Still, Phobos isn’t an easy listen. The label, Spectrum Spools, John Elliot’s excellent modern synth music imprint, offers a statement on the record from Labyrinth founder Russell Moench, claiming that the LP is meant to inhabit the thinly populated zone between the works of “Steven Stapleton—space heard as a largely silent void punctuated by the sudden and infrequent arrival of massive objects—and the romantic imaginings of ’90s space ambient which filled space with idealistic longings of earth.” In fact, Neel spends the first two-thirds of the record attempting to achieve the former, patiently crafting a desolate, ambient version of space with an attention to sonic detail matching Thomas Brinkmann or Oren Ambarchi. Forty minutes in, he finally allows himself a modicum of melodic indulgence, coming in the form of majestic album highlight “Life in Laputa Regio.”
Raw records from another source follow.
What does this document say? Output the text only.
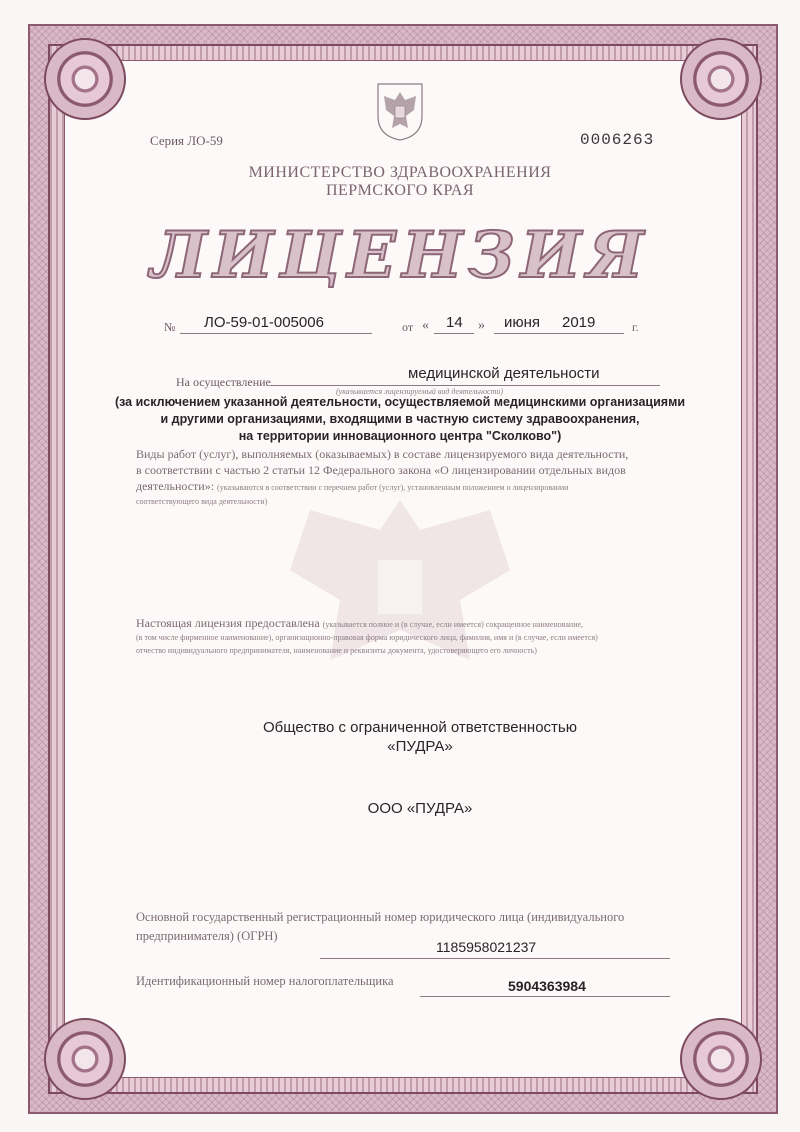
Серия ЛО-59	0006263
МИНИСТЕРСТВО ЗДРАВООХРАНЕНИЯ
ПЕРМСКОГО КРАЯ
ЛИЦЕНЗИЯ
№ ЛО-59-01-005006	от « 14 » июня 2019	г.
На осуществление	медицинской деятельности
(указывается лицензируемый вид деятельности)
(за исключением указанной деятельности, осуществляемой медицинскими организациями
и другими организациями, входящими в частную систему здравоохранения,
на территории инновационного центра "Сколково")
Виды работ (услуг), выполняемых (оказываемых) в составе лицензируемого вида деятельности,
в соответствии с частью 2 статьи 12 Федерального закона «О лицензировании отдельных видов
деятельности»: (указываются в соответствии с перечнем работ (услуг), установленным положением о лицензировании
соответствующего вида деятельности)
Настоящая лицензия предоставлена (указывается полное и (в случае, если имеется) сокращенное наименование,
(в том числе фирменное наименование), организационно-правовая форма юридического лица, фамилия, имя и (в случае, если имеется)
отчество индивидуального предпринимателя, наименование и реквизиты документа, удостоверяющего его личность)
Общество с ограниченной ответственностью
«ПУДРА»
ООО «ПУДРА»
Основной государственный регистрационный номер юридического лица (индивидуального
предпринимателя) (ОГРН)
1185958021237
Идентификационный номер налогоплательщика	5904363984
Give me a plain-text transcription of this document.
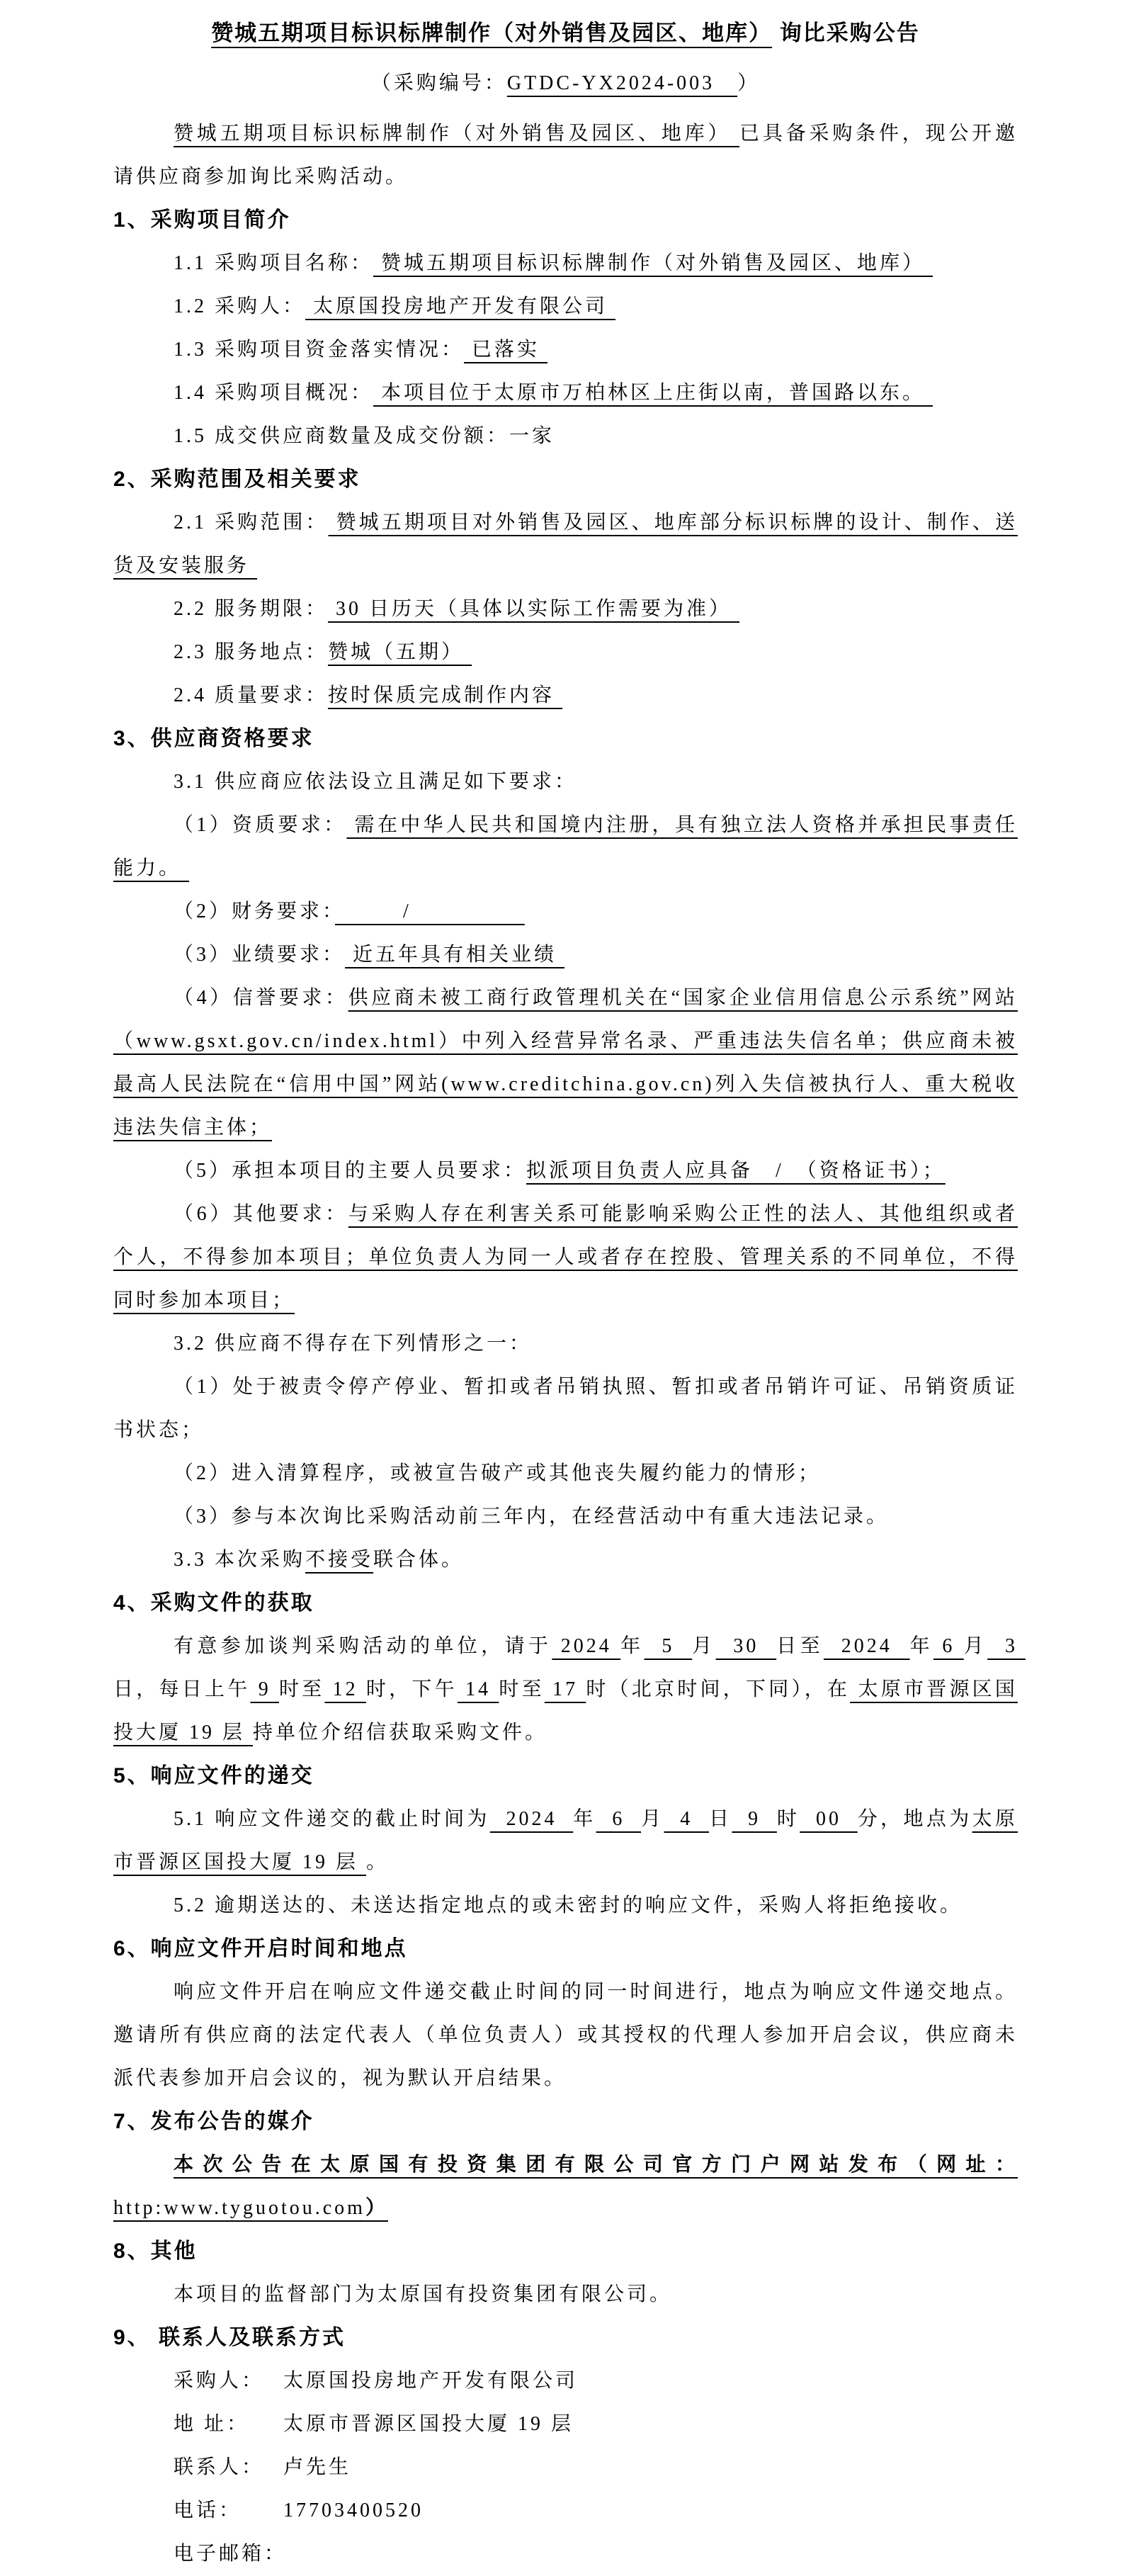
赞城五期项目标识标牌制作（对外销售及园区、地库） 询比采购公告

（采购编号：GTDC-YX2024-003　）

赞城五期项目标识标牌制作（对外销售及园区、地库） 已具备采购条件，现公开邀请供应商参加询比采购活动。

1、采购项目简介

1.1 采购项目名称： 赞城五期项目标识标牌制作（对外销售及园区、地库）

1.2 采购人： 太原国投房地产开发有限公司

1.3 采购项目资金落实情况： 已落实

1.4 采购项目概况： 本项目位于太原市万柏林区上庄街以南，普国路以东。

1.5 成交供应商数量及成交份额：一家

2、采购范围及相关要求

2.1 采购范围： 赞城五期项目对外销售及园区、地库部分标识标牌的设计、制作、送货及安装服务

2.2 服务期限： 30 日历天（具体以实际工作需要为准）

2.3 服务地点：赞城（五期）

2.4 质量要求：按时保质完成制作内容

3、供应商资格要求

3.1 供应商应依法设立且满足如下要求：

（1）资质要求： 需在中华人民共和国境内注册，具有独立法人资格并承担民事责任能力。

（2）财务要求：　　　/　　　　　

（3）业绩要求： 近五年具有相关业绩

（4）信誉要求：供应商未被工商行政管理机关在“国家企业信用信息公示系统”网站（www.gsxt.gov.cn/index.html）中列入经营异常名录、严重违法失信名单；供应商未被最高人民法院在“信用中国”网站(www.creditchina.gov.cn)列入失信被执行人、重大税收违法失信主体；

（5）承担本项目的主要人员要求：拟派项目负责人应具备　/　（资格证书）；

（6）其他要求：与采购人存在利害关系可能影响采购公正性的法人、其他组织或者个人，不得参加本项目；单位负责人为同一人或者存在控股、管理关系的不同单位，不得同时参加本项目；

3.2 供应商不得存在下列情形之一：

（1）处于被责令停产停业、暂扣或者吊销执照、暂扣或者吊销许可证、吊销资质证书状态；

（2）进入清算程序，或被宣告破产或其他丧失履约能力的情形；

（3）参与本次询比采购活动前三年内，在经营活动中有重大违法记录。

3.3 本次采购不接受联合体。

4、采购文件的获取

有意参加谈判采购活动的单位，请于 2024 年  5  月  30  日至  2024  年 6 月  3 日，每日上午 9 时至 12 时，下午 14 时至 17 时（北京时间，下同），在 太原市晋源区国投大厦 19 层 持单位介绍信获取采购文件。

5、响应文件的递交

5.1 响应文件递交的截止时间为  2024  年  6  月  4  日  9  时  00  分，地点为太原市晋源区国投大厦 19 层 。

5.2 逾期送达的、未送达指定地点的或未密封的响应文件，采购人将拒绝接收。

6、响应文件开启时间和地点

响应文件开启在响应文件递交截止时间的同一时间进行，地点为响应文件递交地点。邀请所有供应商的法定代表人（单位负责人）或其授权的代理人参加开启会议，供应商未派代表参加开启会议的，视为默认开启结果。

7、发布公告的媒介

本次公告在太原国有投资集团有限公司官方门户网站发布（网址：http:www.tyguotou.com）

8、其他

本项目的监督部门为太原国有投资集团有限公司。

9、 联系人及联系方式

采购人： 太原国投房地产开发有限公司

地 址： 太原市晋源区国投大厦 19 层

联系人： 卢先生

电话： 17703400520

电子邮箱：
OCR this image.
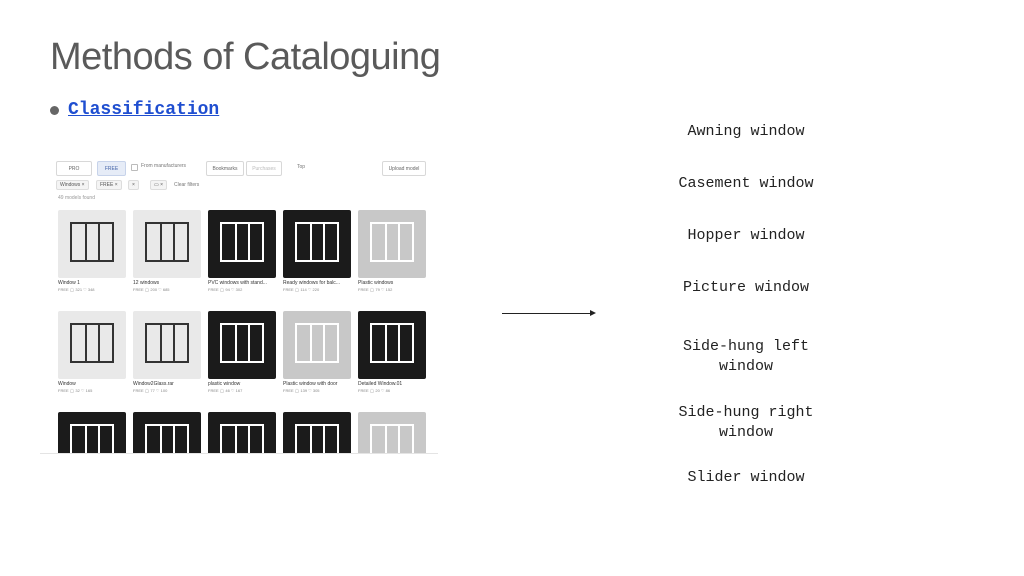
Methods of Cataloguing
Classification
PRO	FREE	From manufacturers	Bookmarks	Purchases	Top	Upload model
Windows ×	FREE ×	×	▭ ×	Clear filters
49 models found
Window 1
FREE ◯ 321 ♡ 348
12 windows
FREE ◯ 200 ♡ 685
PVC windows with stand...
FREE ◯ 94 ♡ 302
Ready windows for balc...
FREE ◯ 114 ♡ 220
Plastic windows
FREE ◯ 79 ♡ 152
Window
FREE ◯ 32 ♡ 165
Window2Glass.rar
FREE ◯ 77 ♡ 100
plastic window
FREE ◯ 46 ♡ 167
Plastic window with door
FREE ◯ 139 ♡ 305
Detailed Window.01
FREE ◯ 20 ♡ 86
Awning window
Casement window
Hopper window
Picture window
Side-hung left
window
Side-hung right
window
Slider window
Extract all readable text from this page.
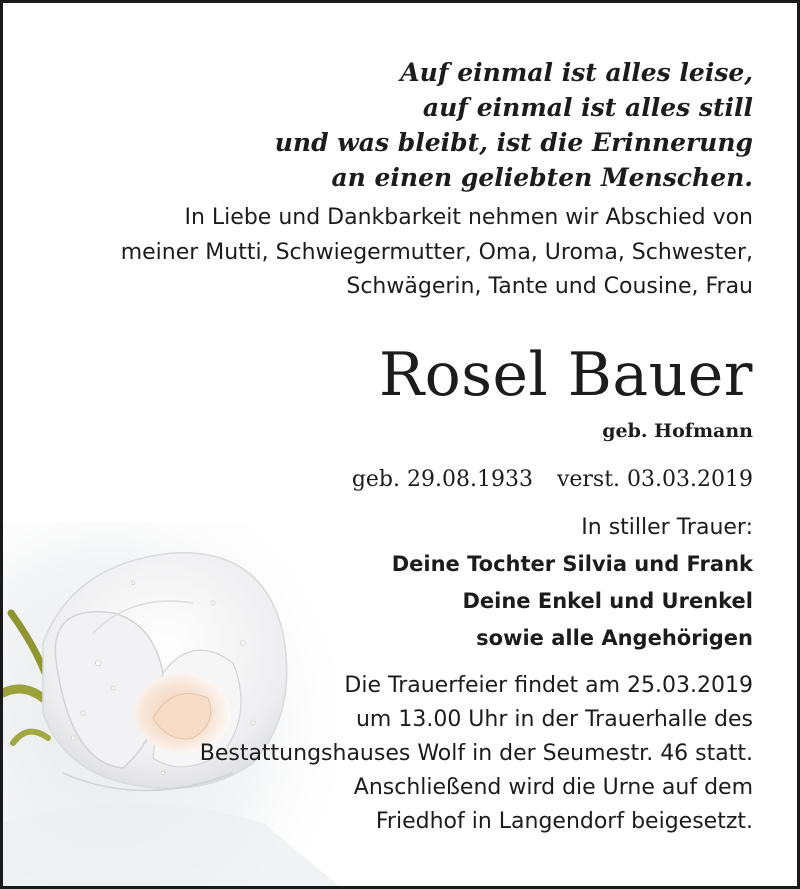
Auf einmal ist alles leise,
auf einmal ist alles still
und was bleibt, ist die Erinnerung
an einen geliebten Menschen.
In Liebe und Dankbarkeit nehmen wir Abschied von
meiner Mutti, Schwiegermutter, Oma, Uroma, Schwester,
Schwägerin, Tante und Cousine, Frau
Rosel Bauer
geb. Hofmann
geb. 29.08.1933 verst. 03.03.2019
In stiller Trauer:
Deine Tochter Silvia und Frank
Deine Enkel und Urenkel
sowie alle Angehörigen
Die Trauerfeier findet am 25.03.2019
um 13.00 Uhr in der Trauerhalle des
Bestattungshauses Wolf in der Seumestr. 46 statt.
Anschließend wird die Urne auf dem
Friedhof in Langendorf beigesetzt.
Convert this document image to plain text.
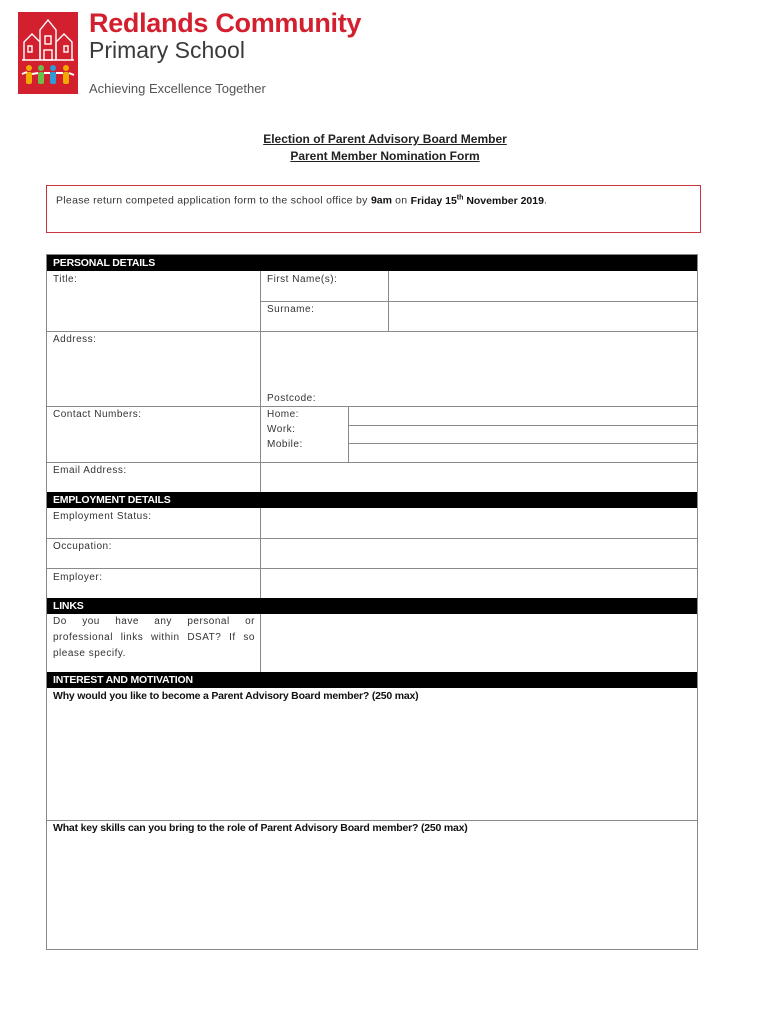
Redlands Community
Primary School
Achieving Excellence Together
Election of Parent Advisory Board Member
Parent Member Nomination Form
Please return competed application form to the school office by 9am on Friday 15th November 2019.
PERSONAL DETAILS
Title:	First Name(s):
Surname:
Address:
Postcode:
Contact Numbers:	Home:
Work:
Mobile:
Email Address:
EMPLOYMENT DETAILS
Employment Status:
Occupation:
Employer:
LINKS
Do you have any personal or professional links within DSAT? If so please specify.
INTEREST AND MOTIVATION
Why would you like to become a Parent Advisory Board member? (250 max)
What key skills can you bring to the role of Parent Advisory Board member? (250 max)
The song finds a comfortable common ground between more traditional and outre ambient methods. As usual, Neel is working three of four layers, and he sets loose lumbering sub-bass pulsations, a layer of brilliant modular texture, and notably, some soaring string synths, his first nod to popular ambient masters like Brian Eno and Stars of the Lid. In the album’s closing minutes, he adds in a stuttering, delayed kick drum and some alien chimes, finally focusing on supple melodic interplay. It feels like a reward after an arduous journey. The LP’s final section is entitled “The Secret Revealed,” which might be a reference to some oblique cosmic revelation; however, it could also be a nod to this moment of traditional beauty following a lengthy trek through some austere—albeit expertly produced—material.